Ryan Beckley, a veteran offshore racer and a good friend, of Sarasota, Fla., and his family, have a ritual of their own. They head for Key West.

Beckley has had his up and downs in Key West, but it will always be his home. Photo by Pete Boden/Shoot 2 Thrill Pix.

The tradition started in 2011, the year that saw three racers—Joey Gratton, Bob Morgan and JT Tillman—die following accidents to during the Super Boat International Key West Offshore World Championships. Though Gratton and Beckley were longtime friends and Beckley went on to build a New Year’s Day fun run in his honor, all three deaths hit him hard.

“After a miserable week in Key West, we needed to go back for a good, enjoyable time,” said Beckley, a former Key West local who graduated high school there in 1993. “Key West will always be my home. I cannot explain the connection or draw but we love it there.”

This year, Beckley, his wife, Debbie, and their six-year-old son, Connor, will be by joined by Debbie’s parents and brother.

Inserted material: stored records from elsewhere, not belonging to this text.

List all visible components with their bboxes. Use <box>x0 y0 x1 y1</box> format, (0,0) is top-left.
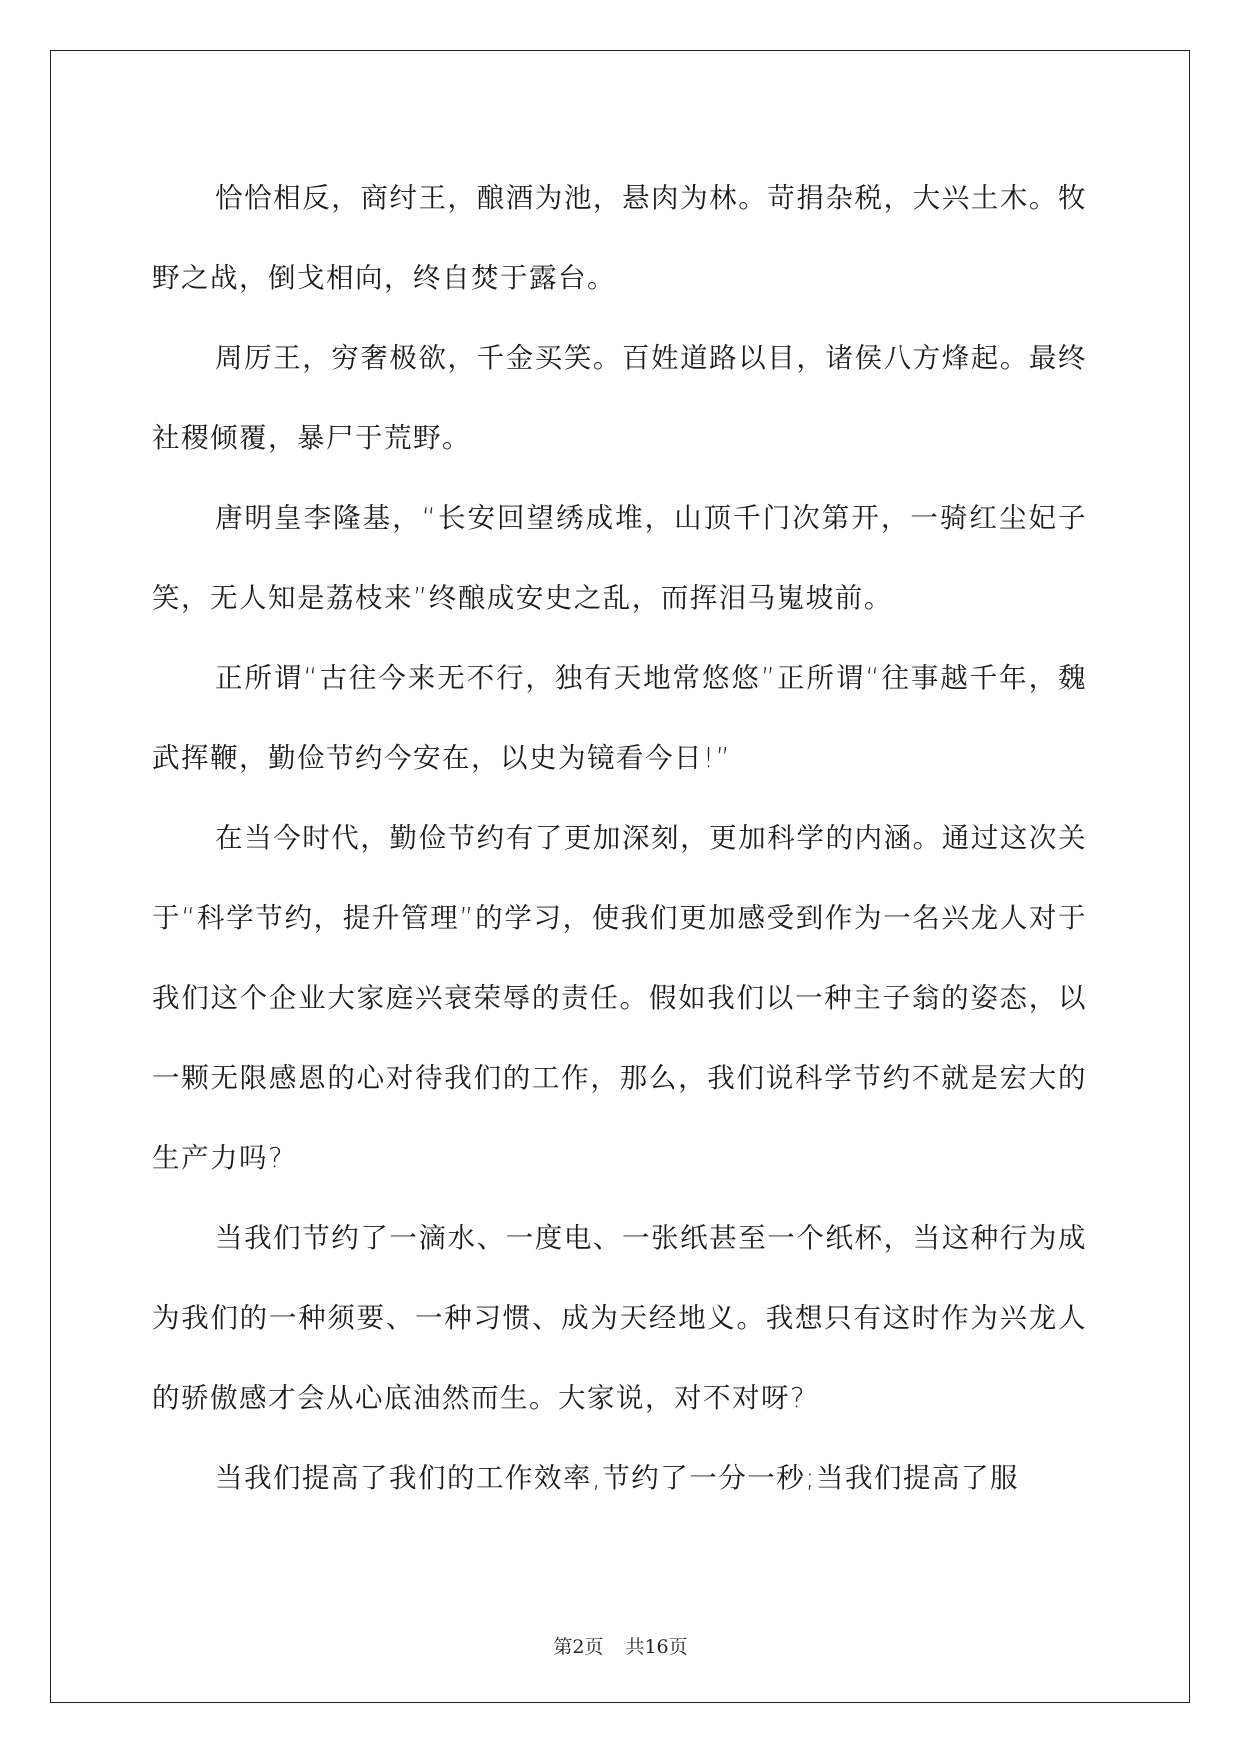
document-body <box>152 158 1087 1518</box>
paragraph: 当我们节约了一滴水、一度电、一张纸甚至一个纸杯，当这种行为成为我们的一种须要、一种习惯、成为天经地义。我想只有这时作为兴龙人的骄傲感才会从心底油然而生。大家说，对不对呀? <box>152 1222 1087 1414</box>
paragraph: 在当今时代，勤俭节约有了更加深刻，更加科学的内涵。通过这次关于“科学节约，提升管理”的学习，使我们更加感受到作为一名兴龙人对于我们这个企业大家庭兴衰荣辱的责任。假如我们以一种主子翁的姿态，以一颗无限感恩的心对待我们的工作，那么，我们说科学节约不就是宏大的生产力吗? <box>152 822 1087 1174</box>
page-number: 第2页 <box>553 1636 604 1658</box>
paragraph: 唐明皇李隆基，“长安回望绣成堆，山顶千门次第开，一骑红尘妃子笑，无人知是荔枝来”终酿成安史之乱，而挥泪马嵬坡前。 <box>152 502 1087 614</box>
paragraph: 当我们提高了我们的工作效率,节约了一分一秒;当我们提高了服 <box>215 1462 1020 1494</box>
page-footer <box>0 1632 1241 1659</box>
paragraph: 恰恰相反，商纣王，酿酒为池，悬肉为林。苛捐杂税，大兴土木。牧野之战，倒戈相向，终自焚于露台。 <box>152 182 1087 294</box>
total-pages: 共16页 <box>625 1636 688 1658</box>
paragraph: 周厉王，穷奢极欲，千金买笑。百姓道路以目，诸侯八方烽起。最终社稷倾覆，暴尸于荒野。 <box>152 342 1087 454</box>
paragraph: 正所谓“古往今来无不行，独有天地常悠悠”正所谓“往事越千年，魏武挥鞭，勤俭节约今安在，以史为镜看今日!” <box>152 662 1087 774</box>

Per tradition, they’ll stick with a classic Thanksgiving dinner rather than opting for stone crab, conch or something with fins and gills.

“We normally go to Geiger Key Marina for full Thanksgiving dinner,” he said.

The Beckley family has celebrated Thanksgiving in Key West since 2011.

Beckley said he hopes the tradition never ends, but it may have to—or at least be put on pause—in the near future as his son become an avid BMX racer.

“If he continues his BMX climb, the Grand National Championships are on Thanksgiving weekend,” he said, then paused for a moment in disbelief for what he was about to say. “In Tulsa, Oklahoma.”

As it happens, Beckley has something to be particularly thankful for today. Last weekend, he added a 2019 Offshore Powerboat Association Super Stock Class World Championship to his racing resume.

“It easily made up for a pretty terrible last 18 months since my heart problems last year—a year of breaking down this season after crashing the boat in Englewood Beach last year,” he said. “It felt so good. I cried after the race.”

Happy Thanksgiving to all. And Ryan Beckley?

Say hello to the city at the end of the road for us this week.